Então a realidade se impôs. Acertar três números da Mega-Sena não é nada diferente do que acertar nenhum, o que sempre acontece desde que eu jogo na loteria. Um amigo, jogador corriqueiro das loterias, me diria que a sorte está chegando e, na prática, isso significa acreditar que logo eu vou acertar quatro números, depois 5 e enfim o grande prêmio. Ele diria que isso significa acreditar. Não que vá acontecer, mas eu acreditar que vá.

Não acredito em nada que não seja lógico há bons tempos. Isso não é bom. Ser um crente que acredita no que te dizem, dependendo do que te dizem, é reconfortante. Até revigorante. Mas eu não sou assim. Não há nada mais em que acreditar. 

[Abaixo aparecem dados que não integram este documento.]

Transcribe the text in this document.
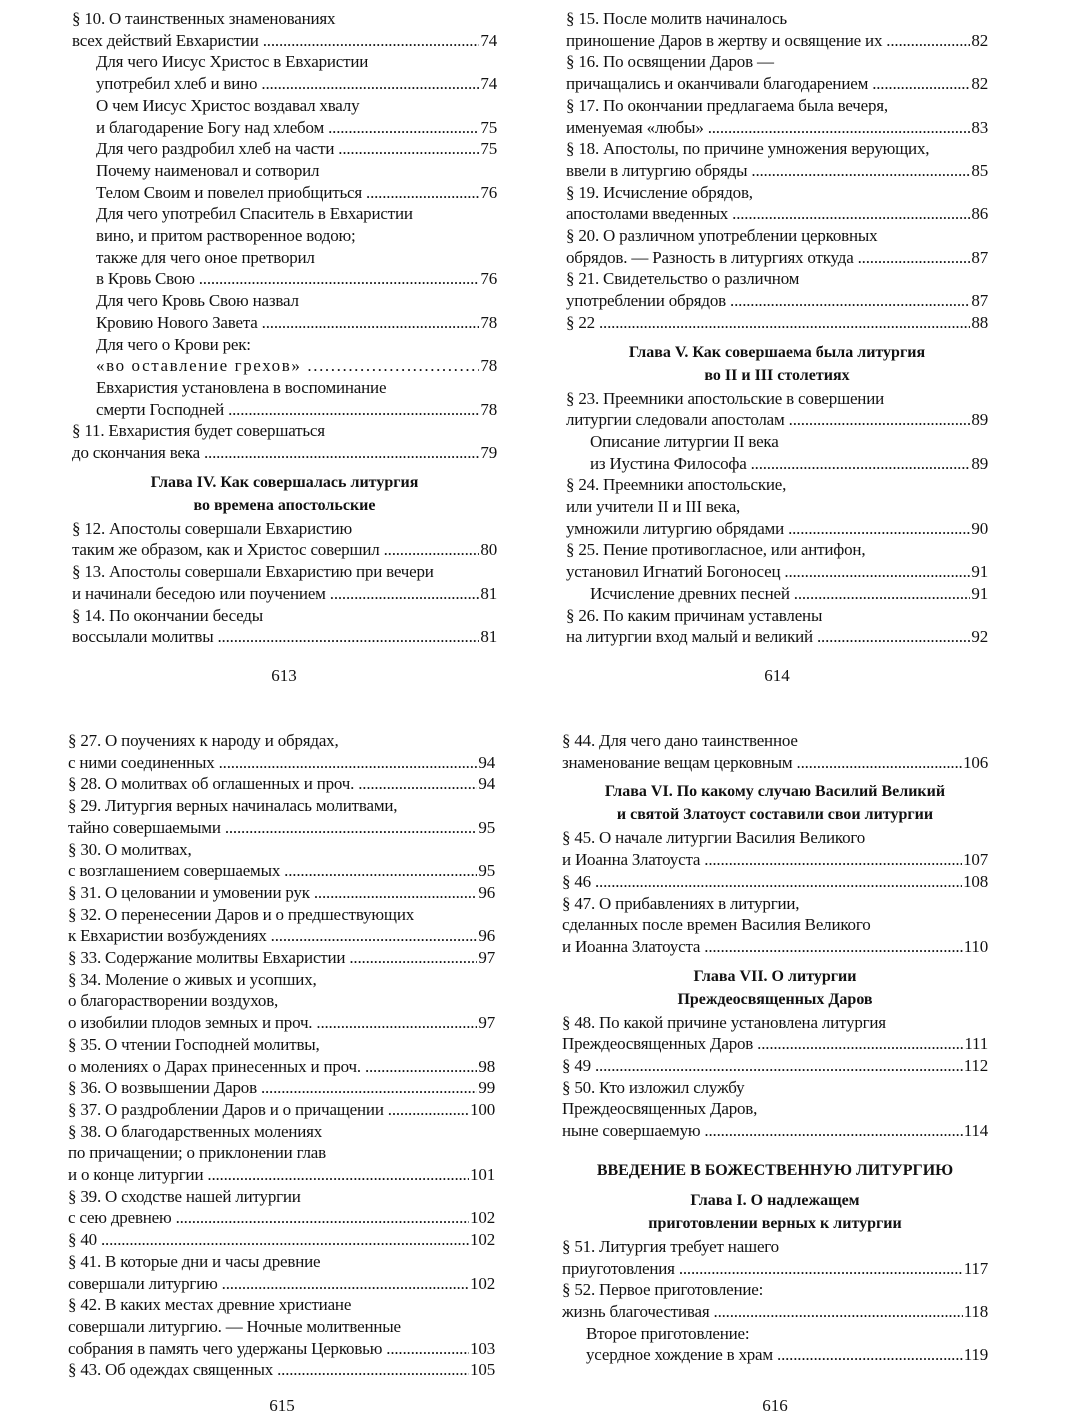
§ 10. О таинственных знаменованиях
всех действий Евхаристии .....	74
Для чего Иисус Христос в Евхаристии
употребил хлеб и вино .....	74
О чем Иисус Христос воздавал хвалу
и благодарение Богу над хлебом .....	75
Для чего раздробил хлеб на части .....	75
Почему наименовал и сотворил
Телом Своим и повелел приобщиться .....	76
Для чего употребил Спаситель в Евхаристии
вино, и притом растворенное водою;
также для чего оное претворил
в Кровь Свою .....	76
Для чего Кровь Свою назвал
Кровию Нового Завета .....	78
Для чего о Крови рек:
«во оставление грехов» .....	78
Евхаристия установлена в воспоминание
смерти Господней .....	78
§ 11. Евхаристия будет совершаться
до скончания века .....	79
Глава IV. Как совершалась литургия
во времена апостольские
§ 12. Апостолы совершали Евхаристию
таким же образом, как и Христос совершил .....	80
§ 13. Апостолы совершали Евхаристию при вечери
и начинали беседою или поучением .....	81
§ 14. По окончании беседы
воссылали молитвы .....	81
613
§ 15. После молитв начиналось
приношение Даров в жертву и освящение их .....	82
§ 16. По освящении Даров —
причащались и оканчивали благодарением .....	82
§ 17. По окончании предлагаема была вечеря,
именуемая «любы» .....	83
§ 18. Апостолы, по причине умножения верующих,
ввели в литургию обряды .....	85
§ 19. Исчисление обрядов,
апостолами введенных .....	86
§ 20. О различном употреблении церковных
обрядов. — Разность в литургиях откуда .....	87
§ 21. Свидетельство о различном
употреблении обрядов .....	87
§ 22 .....	88
Глава V. Как совершаема была литургия
во II и III столетиях
§ 23. Преемники апостольские в совершении
литургии следовали апостолам .....	89
Описание литургии II века
из Иустина Философа .....	89
§ 24. Преемники апостольские,
или учители II и III века,
умножили литургию обрядами .....	90
§ 25. Пение противогласное, или антифон,
установил Игнатий Богоносец .....	91
Исчисление древних песней .....	91
§ 26. По каким причинам уставлены
на литургии вход малый и великий .....	92
614
§ 27. О поучениях к народу и обрядах,
с ними соединенных .....	94
§ 28. О молитвах об оглашенных и проч. .....	94
§ 29. Литургия верных начиналась молитвами,
тайно совершаемыми .....	95
§ 30. О молитвах,
с возглашением совершаемых .....	95
§ 31. О целовании и умовении рук .....	96
§ 32. О перенесении Даров и о предшествующих
к Евхаристии возбуждениях .....	96
§ 33. Содержание молитвы Евхаристии .....	97
§ 34. Моление о живых и усопших,
о благорастворении воздухов,
о изобилии плодов земных и проч. .....	97
§ 35. О чтении Господней молитвы,
о молениях о Дарах принесенных и проч. .....	98
§ 36. О возвышении Даров .....	99
§ 37. О раздроблении Даров и о причащении .....	100
§ 38. О благодарственных молениях
по причащении; о приклонении глав
и о конце литургии .....	101
§ 39. О сходстве нашей литургии
с сею древнею .....	102
§ 40 .....	102
§ 41. В которые дни и часы древние
совершали литургию .....	102
§ 42. В каких местах древние христиане
совершали литургию. — Ночные молитвенные
собрания в память чего удержаны Церковью .....	103
§ 43. Об одеждах священных .....	105
615
§ 44. Для чего дано таинственное
знаменование вещам церковным .....	106
Глава VI. По какому случаю Василий Великий
и святой Златоуст составили свои литургии
§ 45. О начале литургии Василия Великого
и Иоанна Златоуста .....	107
§ 46 .....	108
§ 47. О прибавлениях в литургии,
сделанных после времен Василия Великого
и Иоанна Златоуста .....	110
Глава VII. О литургии
Преждеосвященных Даров
§ 48. По какой причине установлена литургия
Преждеосвященных Даров .....	111
§ 49 .....	112
§ 50. Кто изложил службу
Преждеосвященных Даров,
ныне совершаемую .....	114
ВВЕДЕНИЕ В БОЖЕСТВЕННУЮ ЛИТУРГИЮ
Глава I. О надлежащем
приготовлении верных к литургии
§ 51. Литургия требует нашего
приуготовления .....	117
§ 52. Первое приготовление:
жизнь благочестивая .....	118
Второе приготовление:
усердное хождение в храм .....	119
616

Mas uma coisa me intrigou, uma frase que li no Facebook dias atrás, não me lembro quem publicou e nem o autor dela, dizendo que se seus problemas podem ser resolvidos com dinheiro você não tem problema algum. Ela não me significou nada, quando li, mas estava em meu subconsciente e veio à tona quando soube da morte de uma criança de 5 anos ocorrida neste final de semana. Sua mãe, uma jovem que ainda não tem 30 anos, explicou que o filho tinha uma leucemia grave que nunca deu sinais e que se manifestou numa febre repentina e morte. Perder neto, filho, sim, é um problema. Não espero, jamais, passar isso.